In the dark pit beneath the giants' feet,
But lower far than they, and I did gaze
Still on the lofty battlement, a voice
Bespake me thus: "Look how thou walkest. Take
Good heed, thy soles do tread not on the heads
Of thy poor brethren." Thereupon I turn'd,
And saw before and underneath my feet
A lake, whose frozen surface liker seem'd
To glass than water. Not so thick a veil
In winter e'er hath Austrian Danube spread
O'er his still course, nor Tanais far remote
Under the chilling sky. Roll'd o'er that mass
Had Tabernich or Pietrapana fallen,
Not e'en its rim had creak'd. As peeps the frog
Croaking above the wave, what time in dreams
The village gleaner oft pursues her toil,
So, to where modest shame appears, thus low
Blue pinch'd and shrined in ice the spirits stood,
Moving their teeth in shrill note like the stork.
His face each downward held; their mouth the cold,
Their eyes express'd the dolour of their heart.

And it occurred to me— perhaps the characters that populate The Inferno are less the individuals and more the environments themselves. That is, I'm right to think that The Inferno has no plot or character development, that's indisputable. But perhaps in looking for plot and character development I've given the book short shrift. What Dante has created is not a litany of tortures but a landscape of them. Often enough this is literally true, as with the ice above or the suicides who are turned into trees.
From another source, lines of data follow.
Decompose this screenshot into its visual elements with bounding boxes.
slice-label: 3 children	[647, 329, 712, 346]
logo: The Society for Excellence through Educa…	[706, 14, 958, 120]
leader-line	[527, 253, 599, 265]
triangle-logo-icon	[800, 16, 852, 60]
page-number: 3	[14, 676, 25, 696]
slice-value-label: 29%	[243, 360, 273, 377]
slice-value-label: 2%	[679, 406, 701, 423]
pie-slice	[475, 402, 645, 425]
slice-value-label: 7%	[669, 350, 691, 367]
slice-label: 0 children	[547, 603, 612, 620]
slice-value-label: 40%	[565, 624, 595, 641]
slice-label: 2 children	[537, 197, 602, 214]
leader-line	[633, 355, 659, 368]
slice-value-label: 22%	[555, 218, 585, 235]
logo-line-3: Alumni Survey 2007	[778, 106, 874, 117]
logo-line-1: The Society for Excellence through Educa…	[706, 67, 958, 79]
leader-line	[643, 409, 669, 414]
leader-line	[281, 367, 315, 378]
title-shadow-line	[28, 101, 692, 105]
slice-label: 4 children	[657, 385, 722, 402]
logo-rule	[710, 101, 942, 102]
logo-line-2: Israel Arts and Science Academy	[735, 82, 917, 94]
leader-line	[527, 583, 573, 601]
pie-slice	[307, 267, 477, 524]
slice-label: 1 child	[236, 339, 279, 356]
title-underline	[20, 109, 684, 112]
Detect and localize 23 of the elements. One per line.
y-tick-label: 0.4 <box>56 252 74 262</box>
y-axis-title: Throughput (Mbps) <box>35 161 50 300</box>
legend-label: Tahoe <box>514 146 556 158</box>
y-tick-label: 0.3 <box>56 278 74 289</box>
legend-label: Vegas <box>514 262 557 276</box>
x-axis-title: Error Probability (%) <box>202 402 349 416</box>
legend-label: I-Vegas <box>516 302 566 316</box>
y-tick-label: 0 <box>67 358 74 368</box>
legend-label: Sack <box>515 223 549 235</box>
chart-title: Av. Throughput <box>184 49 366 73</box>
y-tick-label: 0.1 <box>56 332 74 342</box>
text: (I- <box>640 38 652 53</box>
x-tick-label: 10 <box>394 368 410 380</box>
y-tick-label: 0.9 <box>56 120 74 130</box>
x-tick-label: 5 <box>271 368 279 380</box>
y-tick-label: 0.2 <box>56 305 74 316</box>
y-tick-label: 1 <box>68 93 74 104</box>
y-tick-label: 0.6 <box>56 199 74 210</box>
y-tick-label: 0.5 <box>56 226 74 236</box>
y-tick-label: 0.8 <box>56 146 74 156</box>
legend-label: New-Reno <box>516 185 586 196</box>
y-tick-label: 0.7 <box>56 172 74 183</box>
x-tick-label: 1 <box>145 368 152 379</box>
But in general terms, the souls of the damned are the scenery, they are what Dante walks through as he makes his way down the pit of Hell.

Dante is a world-builder. He may even be the greatest world-builder. His Hell is not merely occupied by the damned but by centaurs, harpies, giants and monsters. Hell is a magical place. Much more than fire and brimstone, it has scope and nuance and dimension; each individual section has its own personalty, is its own horrific charm. Which is all why it's believable, and that is what's astonishing about The Inferno. Dante makes us believe in Hell.

I admit that I felt kind of insecure about the Reading Versus Watching I put up yesterday, that I had been too dismissive of Dante and so had made myself look like a boob. Which was why I was flipping through The Inferno again. But I have to admit that the passage quoted above is breathtaking, and I have a tendency in general to place less value on description and setting than on plot and character. Which perhaps makes me a bad person to evaluate The Inferno, whose brilliance is exactly in its description and setting and language.